Cruzar otra vez el océano
A unos metros de allí, Yi Chung enciende un cigarrillo y se sienta en el umbral de su negocio de piedras energéticas, aceites esenciales, banderines tibetanos, figuras de Buda y otros objetos del estilo. Está enojada con la forma en que el Gobierno manejó la pandemia. "Ya fueron demasiados días, no le veo una salida cercana", opina esta mujer de 37 años nacida en Taiwán y con muchos años de residencia en nuestro país. Sus ventas bajaron "bastante", pero por ahora puede sostenerse porque no tiene empleados. Chung es madre de una niña de seis y está pensando en mandarla a estudiar a China porque imagina un futuro complicado para Argentina. "El día de mañana esto se va a poner difícil, por la seguridad", dice.
Es un fenómeno que, por lo bajo, empieza a crecer al interior de la comunidad. La idea de cruzar otra vez el océano, de volver a una patria que dejaron pobre y ahora es potencia mundial. "En los ojos de las familias inmigrantes veo que están perdidas y confundidas –relata Hung-. Se preguntan: ¿sigo luchando en este país o me voy? Hay muchas familias con intención de volver a China. Esto no había pasado nunca".
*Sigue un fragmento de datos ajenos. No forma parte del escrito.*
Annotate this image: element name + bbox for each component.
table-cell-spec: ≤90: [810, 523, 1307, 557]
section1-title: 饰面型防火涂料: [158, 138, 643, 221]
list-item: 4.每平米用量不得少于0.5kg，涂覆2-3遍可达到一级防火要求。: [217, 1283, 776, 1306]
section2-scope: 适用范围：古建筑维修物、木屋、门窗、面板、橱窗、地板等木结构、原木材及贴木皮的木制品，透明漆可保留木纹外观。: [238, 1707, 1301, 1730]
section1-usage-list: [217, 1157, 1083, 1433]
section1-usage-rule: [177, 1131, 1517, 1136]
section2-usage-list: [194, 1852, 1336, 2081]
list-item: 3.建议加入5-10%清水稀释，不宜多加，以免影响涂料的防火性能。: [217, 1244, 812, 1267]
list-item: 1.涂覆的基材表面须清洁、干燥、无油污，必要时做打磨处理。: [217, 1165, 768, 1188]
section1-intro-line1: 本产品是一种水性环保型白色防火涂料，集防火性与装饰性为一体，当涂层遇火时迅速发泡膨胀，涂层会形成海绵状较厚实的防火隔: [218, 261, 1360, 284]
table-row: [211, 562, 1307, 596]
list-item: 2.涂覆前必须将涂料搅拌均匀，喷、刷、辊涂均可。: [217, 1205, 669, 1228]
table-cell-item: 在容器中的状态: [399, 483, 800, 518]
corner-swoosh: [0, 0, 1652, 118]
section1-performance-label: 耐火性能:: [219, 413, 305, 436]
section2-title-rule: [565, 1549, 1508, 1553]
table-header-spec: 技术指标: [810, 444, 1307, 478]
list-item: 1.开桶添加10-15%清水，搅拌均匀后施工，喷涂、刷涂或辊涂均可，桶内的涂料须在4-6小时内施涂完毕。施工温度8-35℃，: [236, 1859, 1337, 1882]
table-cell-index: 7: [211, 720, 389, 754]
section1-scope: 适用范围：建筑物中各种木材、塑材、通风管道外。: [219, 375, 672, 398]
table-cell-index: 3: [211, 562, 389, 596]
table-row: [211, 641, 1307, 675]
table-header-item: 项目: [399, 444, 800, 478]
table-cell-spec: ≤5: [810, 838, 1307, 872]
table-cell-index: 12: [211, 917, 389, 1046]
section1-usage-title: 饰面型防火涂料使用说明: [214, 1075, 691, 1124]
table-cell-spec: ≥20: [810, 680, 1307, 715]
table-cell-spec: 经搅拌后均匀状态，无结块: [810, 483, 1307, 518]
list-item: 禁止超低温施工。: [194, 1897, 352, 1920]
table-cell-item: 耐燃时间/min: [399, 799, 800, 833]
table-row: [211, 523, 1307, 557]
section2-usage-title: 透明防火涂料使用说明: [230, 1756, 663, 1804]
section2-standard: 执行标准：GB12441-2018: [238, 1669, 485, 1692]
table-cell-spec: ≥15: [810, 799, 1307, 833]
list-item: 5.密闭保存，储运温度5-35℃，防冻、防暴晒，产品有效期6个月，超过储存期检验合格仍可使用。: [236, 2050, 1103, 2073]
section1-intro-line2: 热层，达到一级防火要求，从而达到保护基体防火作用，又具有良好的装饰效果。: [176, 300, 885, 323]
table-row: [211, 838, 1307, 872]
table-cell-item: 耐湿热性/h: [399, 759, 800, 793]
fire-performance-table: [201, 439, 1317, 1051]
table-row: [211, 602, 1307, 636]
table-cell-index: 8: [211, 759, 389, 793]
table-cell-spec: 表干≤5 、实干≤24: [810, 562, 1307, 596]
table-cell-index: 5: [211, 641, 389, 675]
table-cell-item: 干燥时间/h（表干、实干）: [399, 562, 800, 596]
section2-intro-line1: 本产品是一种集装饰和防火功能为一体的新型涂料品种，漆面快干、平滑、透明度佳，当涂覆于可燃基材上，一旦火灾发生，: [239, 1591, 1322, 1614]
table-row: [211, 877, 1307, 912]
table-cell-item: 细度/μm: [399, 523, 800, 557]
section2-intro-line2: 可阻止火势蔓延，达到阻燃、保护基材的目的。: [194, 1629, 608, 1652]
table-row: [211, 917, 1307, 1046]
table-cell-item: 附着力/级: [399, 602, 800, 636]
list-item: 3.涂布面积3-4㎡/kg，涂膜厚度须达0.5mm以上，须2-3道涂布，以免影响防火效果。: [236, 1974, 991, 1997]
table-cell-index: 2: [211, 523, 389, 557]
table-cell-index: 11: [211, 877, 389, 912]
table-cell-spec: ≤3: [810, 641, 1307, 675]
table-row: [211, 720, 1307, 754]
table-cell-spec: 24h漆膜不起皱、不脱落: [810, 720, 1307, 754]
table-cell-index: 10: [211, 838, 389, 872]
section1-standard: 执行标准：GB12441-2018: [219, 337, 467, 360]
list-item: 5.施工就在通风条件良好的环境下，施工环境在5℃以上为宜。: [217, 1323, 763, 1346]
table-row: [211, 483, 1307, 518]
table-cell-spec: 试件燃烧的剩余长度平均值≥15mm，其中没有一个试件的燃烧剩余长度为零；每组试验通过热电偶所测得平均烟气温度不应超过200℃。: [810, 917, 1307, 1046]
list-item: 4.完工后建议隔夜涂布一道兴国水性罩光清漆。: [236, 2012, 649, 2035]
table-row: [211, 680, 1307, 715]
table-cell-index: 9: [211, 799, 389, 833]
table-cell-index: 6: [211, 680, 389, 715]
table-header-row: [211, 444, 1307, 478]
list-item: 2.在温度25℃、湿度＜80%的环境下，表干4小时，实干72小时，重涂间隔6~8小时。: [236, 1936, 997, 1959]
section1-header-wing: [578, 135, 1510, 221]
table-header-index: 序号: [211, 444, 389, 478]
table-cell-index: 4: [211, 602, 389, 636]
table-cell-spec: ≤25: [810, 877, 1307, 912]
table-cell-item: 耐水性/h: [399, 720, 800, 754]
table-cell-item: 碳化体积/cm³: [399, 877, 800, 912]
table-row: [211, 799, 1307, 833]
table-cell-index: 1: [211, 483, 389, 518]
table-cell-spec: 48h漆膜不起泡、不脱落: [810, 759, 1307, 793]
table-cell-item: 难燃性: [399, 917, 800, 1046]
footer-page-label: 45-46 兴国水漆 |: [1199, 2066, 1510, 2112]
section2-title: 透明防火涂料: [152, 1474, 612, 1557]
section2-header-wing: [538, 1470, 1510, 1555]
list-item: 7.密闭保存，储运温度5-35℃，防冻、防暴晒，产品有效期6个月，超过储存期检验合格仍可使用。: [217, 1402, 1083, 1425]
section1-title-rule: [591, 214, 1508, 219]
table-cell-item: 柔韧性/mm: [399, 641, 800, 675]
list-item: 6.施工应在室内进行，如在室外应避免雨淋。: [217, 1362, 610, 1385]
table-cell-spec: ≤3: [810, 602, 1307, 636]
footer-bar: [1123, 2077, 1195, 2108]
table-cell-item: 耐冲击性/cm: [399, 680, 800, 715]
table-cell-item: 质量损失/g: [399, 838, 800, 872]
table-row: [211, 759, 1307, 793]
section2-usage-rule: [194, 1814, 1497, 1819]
Para el porteño promedio, el Barrio Chino es un punto de encuentro con una cultura milenaria, un buen plan de fin de semana, un espacio donde comprar productos que se consideran exóticos. Para la comunidad china es muchísimo más. "Un centro espiritual, el lugar de recuerdo, donde pueden venir a caminar tranquilos y sentirse a gusto en el mundo", explica Hung. Dice, también, que todo inmigrante es un luchador y, por eso, confía en que cuando la crisis pase el barrio recuperará su magia de antaño: "Yo tengo fe. La comunidad sabe reconocer su derrota y sabe dar el paso cuando llega la oportunidad. Esa es hoy nuestra esperanza".